Thank you again for your recommendation. We agree with you and thus slightly added to the text.
Reviewer 3 Report
Comments and Suggestions for AuthorsAuthors have made a number of changes to the manuscript based on prior reviews. This has helped clarify which data came from surveys, which from interviews etc. Certain table errors have also been corrected although I should note that Table 1 under patient pain duration the first column states the range in years but the frequencies on the corresponding lines seem to be in months?

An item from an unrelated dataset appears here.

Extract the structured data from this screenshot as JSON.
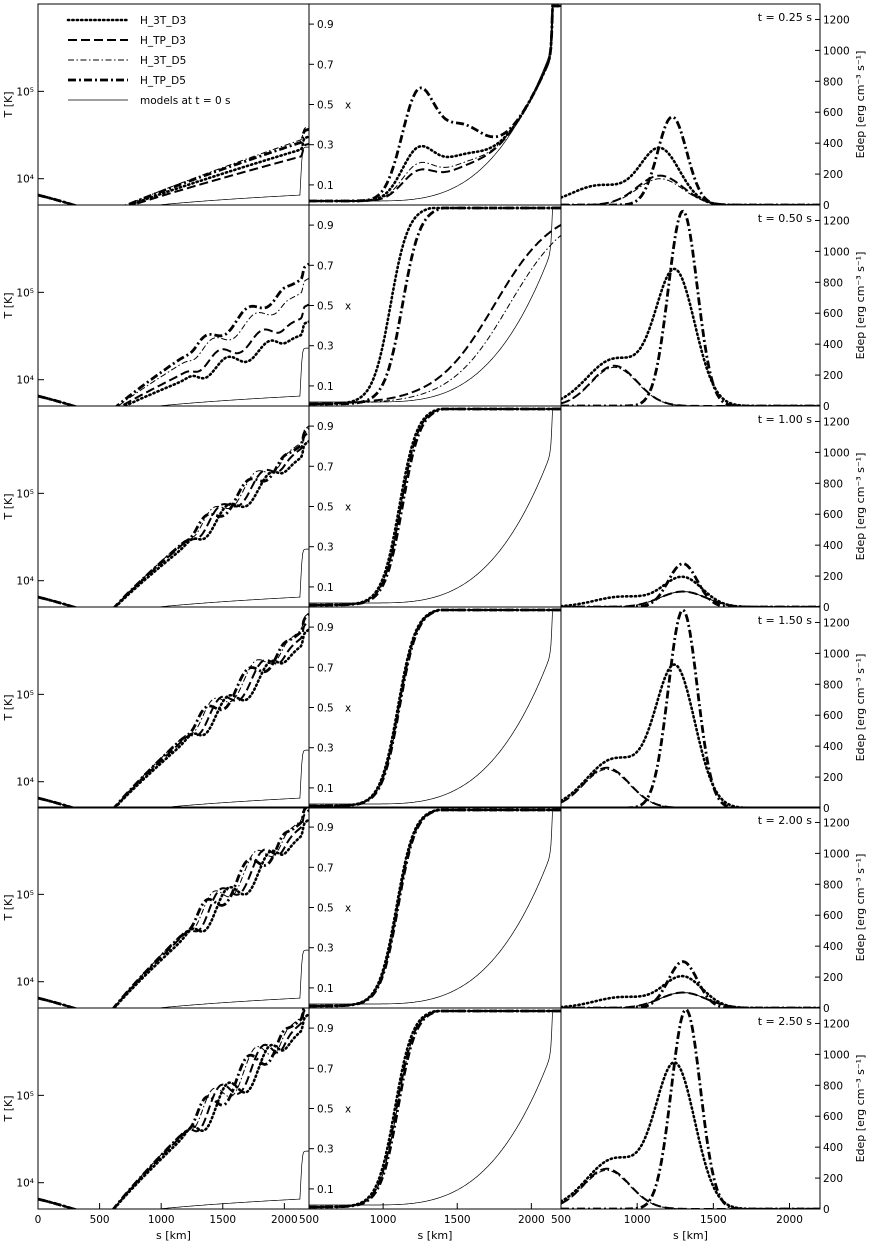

In the results, while some changes were made, it might be helpful to clearly identify which paragraphs relate to patient qualitative results and which to GP qualitative results, especially in sections 3.2.2 and 3.3.2.
Author Response
Authors have made a number of changes to the manuscript based on prior reviews. This has helped clarify which data came from surveys, which from interviews etc. Certain table errors have also been corrected although I should note that Table 1 under patient pain duration the first column states the range in years but the frequencies on the corresponding lines seem to be in months?
Thank you Reviewer 3 for taking the time again to go through our manuscript and for pointing us to this. We checked Table 1 and can confirm that it describes the number and percentage of participating patients who had a pain duration of 0.5 to 20 years (Pain duration 0.5 - 20 years n (%): Survey: 230 (91); Interviews: 37 (100)).
In the results, while some changes were made, it might be helpful to clearly identify which paragraphs relate to patient qualitative results and which to GP qualitative results, especially in sections 3.2.2 and 3.3.2.
Thank you very much for this suggestion which we carefully considered. We agree that respective sub-headings might be supportive for clarity in many cases. However, after inserting sub-headings into the text, we realized that this would be very repetitive. We thoroughly re-checked the text now and are confident that all paragraphs provide clear indication of the respective group the findings are related to and thus decided not to use extra subheadings.